Proof that this is the right strategy is that we often find Free Software advocates promoting distributions that contain non-Free Software, often without even realizing it. This is not about patent-encumbered software: patents don't make Software non-Free, it's the imposition of restrictions by the patent holder, and the acceptance of such restrictions by others, that does.

It's about non-Free Software, that many distributors often include along with Free Software in their distributions so as to make them more "friendly", as if chains and locks could possibly be friendly. There are only a few GNU/Linux distributions that are known to not contain any non-Free Software whatsoever.

Notwithstanding that there may be other 100% Free Software distributions that are not listed there, most others include non-Free Software that ranges from almost-Free Software (licenses that are not Free Software licenses by accident) to blatantly non-Free Software that is installed without even informing the user about it.
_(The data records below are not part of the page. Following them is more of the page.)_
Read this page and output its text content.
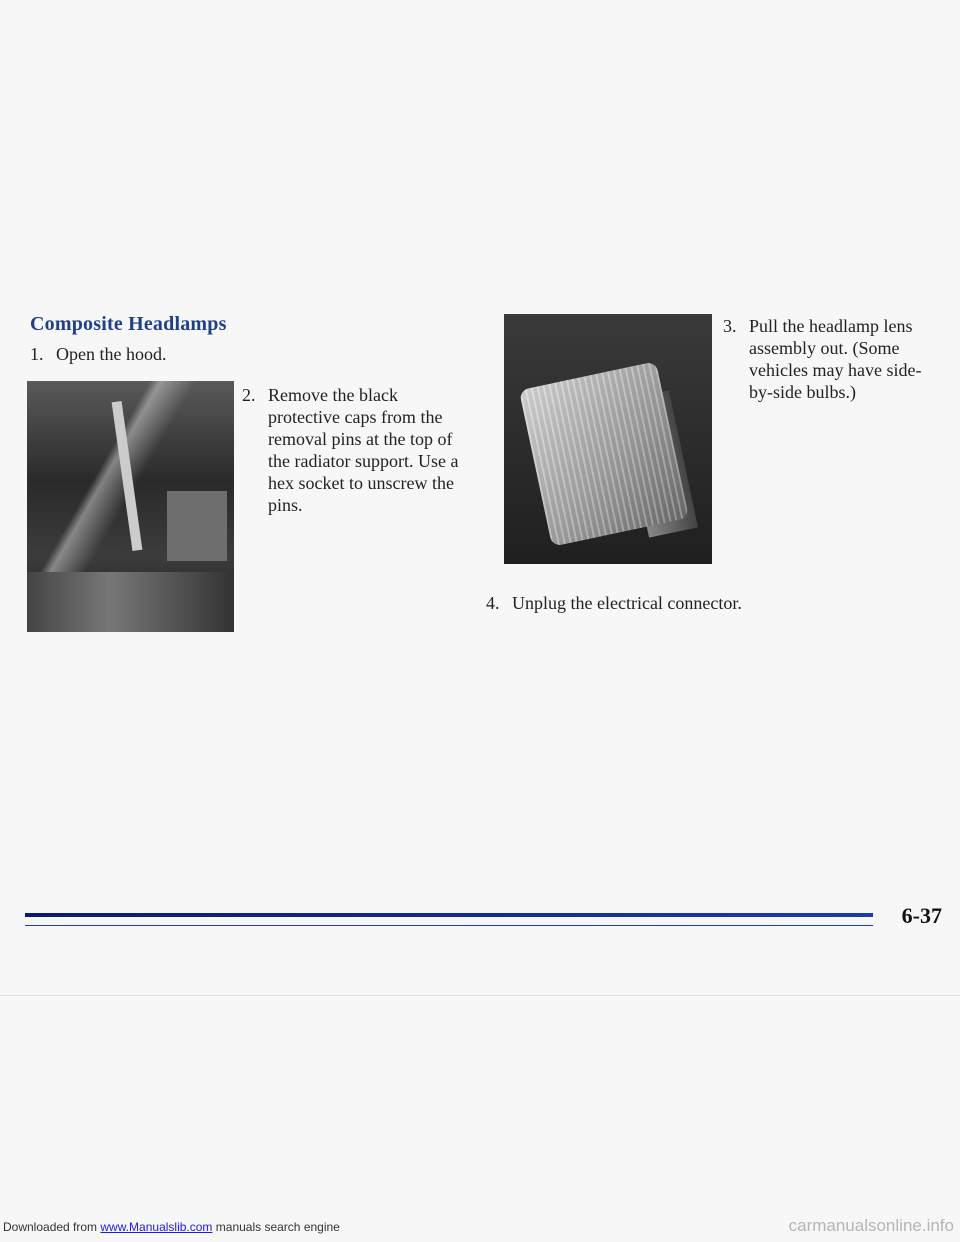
Composite Headlamps
1. Open the hood.
2. Remove the black protective caps from the removal pins at the top of the radiator support. Use a hex socket to unscrew the pins.
3. Pull the headlamp lens assembly out. (Some vehicles may have side-by-side bulbs.)
4. Unplug the electrical connector.
6-37
Downloaded from www.Manualslib.com manuals search engine	carmanualsonline.info
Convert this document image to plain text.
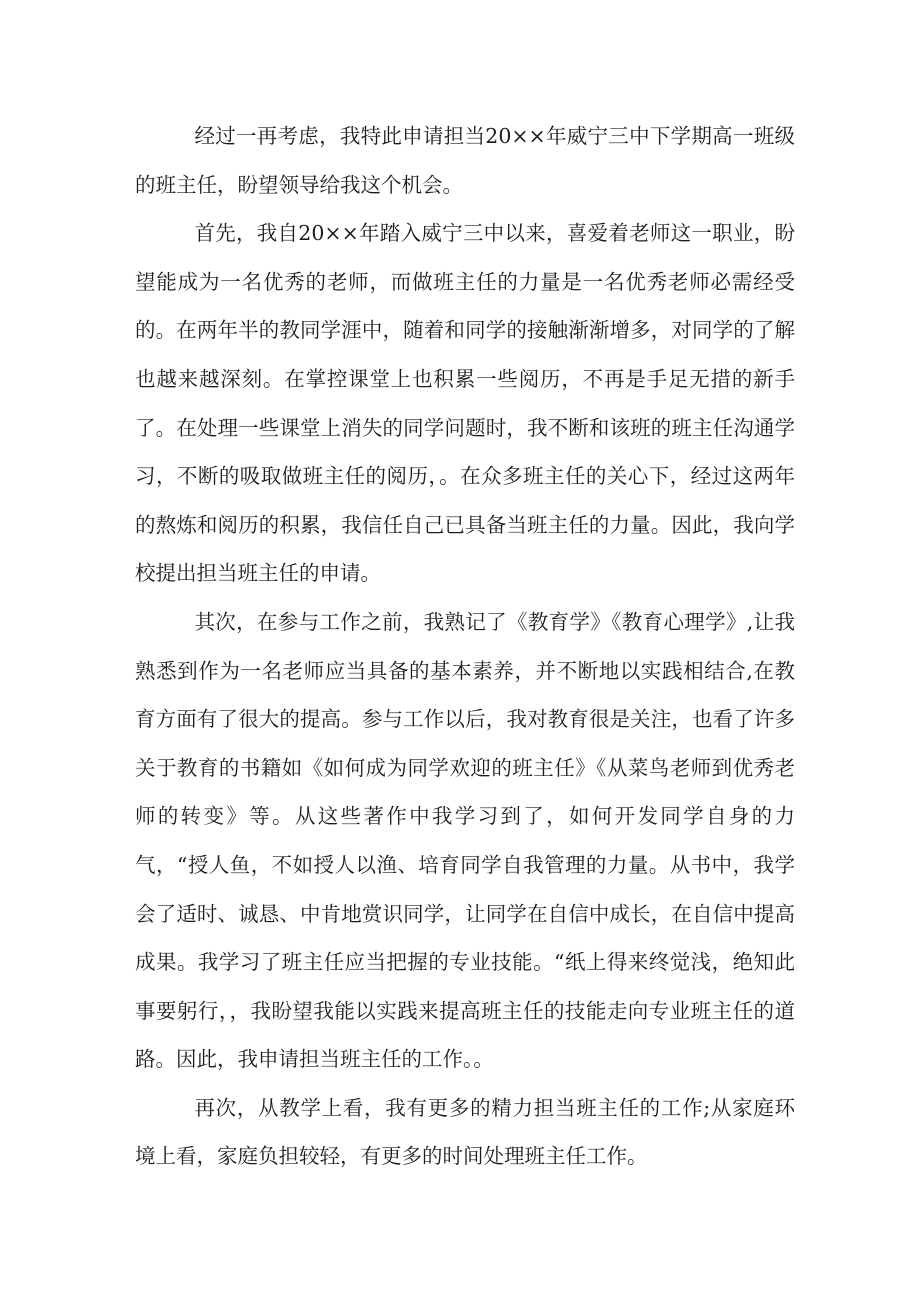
经过一再考虑，我特此申请担当20××年威宁三中下学期高一班级的班主任，盼望领导给我这个机会。

首先，我自20××年踏入威宁三中以来，喜爱着老师这一职业，盼望能成为一名优秀的老师，而做班主任的力量是一名优秀老师必需经受的。在两年半的教同学涯中，随着和同学的接触渐渐增多，对同学的了解也越来越深刻。在掌控课堂上也积累一些阅历，不再是手足无措的新手了。在处理一些课堂上消失的同学问题时，我不断和该班的班主任沟通学习，不断的吸取做班主任的阅历，。在众多班主任的关心下，经过这两年的熬炼和阅历的积累，我信任自己已具备当班主任的力量。因此，我向学校提出担当班主任的申请。

其次，在参与工作之前，我熟记了《教育学》《教育心理学》,让我熟悉到作为一名老师应当具备的基本素养，并不断地以实践相结合,在教育方面有了很大的提高。参与工作以后，我对教育很是关注，也看了许多关于教育的书籍如《如何成为同学欢迎的班主任》《从菜鸟老师到优秀老师的转变》等。从这些著作中我学习到了，如何开发同学自身的力气，“授人鱼，不如授人以渔、培育同学自我管理的力量。从书中，我学会了适时、诚恳、中肯地赏识同学，让同学在自信中成长，在自信中提高成果。我学习了班主任应当把握的专业技能。“纸上得来终觉浅，绝知此事要躬行，，我盼望我能以实践来提高班主任的技能走向专业班主任的道路。因此，我申请担当班主任的工作。。

再次，从教学上看，我有更多的精力担当班主任的工作;从家庭环境上看，家庭负担较轻，有更多的时间处理班主任工作。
If even experienced Free Software users can be fooled by such distributions, what are the odds that new users will get the right message when offered such software? If they don't learn to value their freedom (and the best way to learn is by example), how likely is it that they deviate from the Stockholm syndrome and find the will to turn against those who hold them captive and to demand their freedom? (in Portuguese) (in Spanish)

It would be far more enlightening for users if they experienced the inconvenience of being denied information needed to use their computer in freedom, and demanded such information from the hardware and software vendors. They might end up temporarily settling for non-Free drivers or firmware, but they would understand that they're not Free, that they're held hostages and that we're all being inconvenienced. And this would guide them next time they go shopping for computers or parts.

This is why we're so disappointed when Free Software Install Fests are willing to install non-Free Software for participants, and that some organizers will actually fight for the "right" to promote non-Free Software, as if it were more important to spread (compromised) freedom than to educate users such that they will seek freedom themselves.

This is why FSFLA cannot endorse events that endorse non-Free Software: it undermines our most important message. We look forward to being able to endorse and support more Free Software Install Fests and other events, and we'll be happy to take part in informing organizers and participants as to what we believe needs to be done to ensure that, in the long term, the best outcome for our community's freedom is achieved.